There are currently many finger image sensors available from various vendors. For example, various fingerprint sensors and systems (including fingerprint swipe sensors, fingerprint placement sensors, and fingerprint sensors of other types) are described in U.S. Pat. Nos. 6,459,804, 6,289,114, 5,177,802, 4,933,976, and 4,429,413, which patents are hereby incorporated by reference. Other fingerprint sensors, systems, and methods are described in co-pending United States patent applications assigned to Atrua Technologies, Inc. 1696 Dell Avenue, Campbell, Calif. 95008, including in U.S. patent application Ser. No. 10/099,558 entitled Fingerprint Biometric Capture Device and Method with Integrated On-Chip Data Buffering and published as US 2003/0021495 A1; and U.S. patent application Ser. No. 10/134,042 entitled Capacitance Sensor System with Improved Capacitance Measuring Sensitivity and published as US 2003/0016849 A1.
Regardless of the specific fingerprint sensing technology used, there are two broad categories of fingerprint sensors: placement sensors and swipe sensors. Placement sensors are large enough to image a finger (or pertinent portion of the finger containing the fingerprint) simply by placing the tip of the finger on the sensing surface and acquiring the data in a single step. Swipe sensors, on the other hand, are too small to capture an entire fingerprint image with a single sensor field of view or acquisition step. Instead, users must move (or swipe) their finger across the smaller sensor while it captures multiple frames of data, each frame containing a portion of the full or complete fingerprint image. The individual image frames are “reconstructed” into a complete fingerprint image so that they can be processed with conventional feature extraction and matching algorithms. One such method of reconstruction is given in U.S. patent application Ser. No. 10/194,994 filed 12 Jul. 2002 by inventor Anthony P. Russo and entitled Method And System For Biometric Image Assembly From Multiple Partial Biometric Frame Scans and published as US 20030126448A1, which is hereby incorporated by reference. Some examples of feature extraction methods are given in references, such as for example in U.S. Pat. No. 6,681,034B1, U.S. Pat. No. 6,668,072B1, U.S. Pat. No. 6,480,617B2, U.S. Pat. No. 6,041,133, U.S. Pat. No. 5,613,014, U.S. Pat. No. 5,420,937, and U.S. Pat. No. 5,109,428 as well as the documents referenced in the references cited section of these patents. The result of feature extraction is called the fingerprint “template” and contains all the distilled information from the original image that is required to match that fingerprint to previously enrolled templates.
As stated above, in the current state of the art, a full or complete image of the fingerprint is typically reconstructed using a set of smaller image frames obtained from a swipe sensor type fingerprint device. However, there are reasons why creating a complete image of the fingerprint prior to the feature extraction step is undesirable.

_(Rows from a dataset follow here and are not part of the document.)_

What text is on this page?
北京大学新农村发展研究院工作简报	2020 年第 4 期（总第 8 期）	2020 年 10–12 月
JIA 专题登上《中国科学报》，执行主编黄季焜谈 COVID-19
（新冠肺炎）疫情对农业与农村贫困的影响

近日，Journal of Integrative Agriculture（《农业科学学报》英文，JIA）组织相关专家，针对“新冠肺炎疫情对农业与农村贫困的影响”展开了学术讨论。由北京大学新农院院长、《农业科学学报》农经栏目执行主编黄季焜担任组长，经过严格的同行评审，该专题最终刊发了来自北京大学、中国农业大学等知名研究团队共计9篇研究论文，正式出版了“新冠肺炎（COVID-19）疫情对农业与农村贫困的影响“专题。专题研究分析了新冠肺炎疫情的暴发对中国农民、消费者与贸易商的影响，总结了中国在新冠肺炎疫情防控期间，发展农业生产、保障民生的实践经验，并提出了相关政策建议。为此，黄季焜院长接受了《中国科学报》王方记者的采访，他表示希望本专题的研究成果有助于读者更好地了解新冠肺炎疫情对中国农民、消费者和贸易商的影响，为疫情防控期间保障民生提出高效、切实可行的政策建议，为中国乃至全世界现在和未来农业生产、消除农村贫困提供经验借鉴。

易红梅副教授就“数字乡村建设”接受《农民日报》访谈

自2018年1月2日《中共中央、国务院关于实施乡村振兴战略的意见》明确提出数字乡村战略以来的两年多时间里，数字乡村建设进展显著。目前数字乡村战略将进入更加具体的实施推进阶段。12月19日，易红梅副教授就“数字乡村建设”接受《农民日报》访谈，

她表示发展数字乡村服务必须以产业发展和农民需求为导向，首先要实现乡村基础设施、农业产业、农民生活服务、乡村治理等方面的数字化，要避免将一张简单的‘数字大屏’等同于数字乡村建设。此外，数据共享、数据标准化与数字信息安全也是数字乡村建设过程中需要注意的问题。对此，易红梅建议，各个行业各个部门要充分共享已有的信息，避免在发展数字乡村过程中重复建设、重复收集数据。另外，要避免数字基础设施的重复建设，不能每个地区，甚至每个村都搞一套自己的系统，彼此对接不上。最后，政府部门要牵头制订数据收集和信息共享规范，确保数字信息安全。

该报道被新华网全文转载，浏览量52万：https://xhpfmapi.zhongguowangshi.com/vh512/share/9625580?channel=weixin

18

Security is one of the most compelling reasons for not generating or storing a complete fingerprint image: if a complete fingerprint image never exists in memory or is never otherwise stored as a full image or data set, it cannot be stolen by hackers or used by others in possession of the device carrying the sensor to impersonate the person to whom the fingerprint belongs. Note that in some security systems there is a desirability to have the person physically present at the time the fingerprint image is acquired and therefore permitting a full or complete fingerprint image to be constructed, also offers an opportunity for the constructed full or complete fingerprint image or corresponding data set representing the fingerprint image to be stored and misused. Such complete fingerprint image may even occur unintentionally, such as in the event that the computing system carrying the fingerprint sensor hangs and retains a copy of the sensed fingerprint image independent of intended operation, or in the event that spy ware, or other hacker or malicious code has been introduced into the computer and attempts to detect the presence of a fingerprint image file or data set and capture it. These are only examples, and those workers in the art will appreciate that there are many other scenarios for accidental or intentional misuse of complete fingerprint images.
Swipe sensors are also more attractive than placement sensors for integration into mobile computing and communication devices such as mobile and cellular phones, personal data assistants (PDAs), and other embedded systems because they are smaller. The smaller size reduces cost as well as power consumption, both of which are more significant issues on embedded devices than on a more expensive personal computer (PC) platform. The smaller size also reduces the surface area needed to present the sensor to the user so that it can be used for other purposes and the smaller exposed area also reduces the potential for damage to the sensor.
Computing efficiency is also an important consideration for embedded devices and reduction of computation and/or computational overhead while still maintaining required security is an ever increasing need.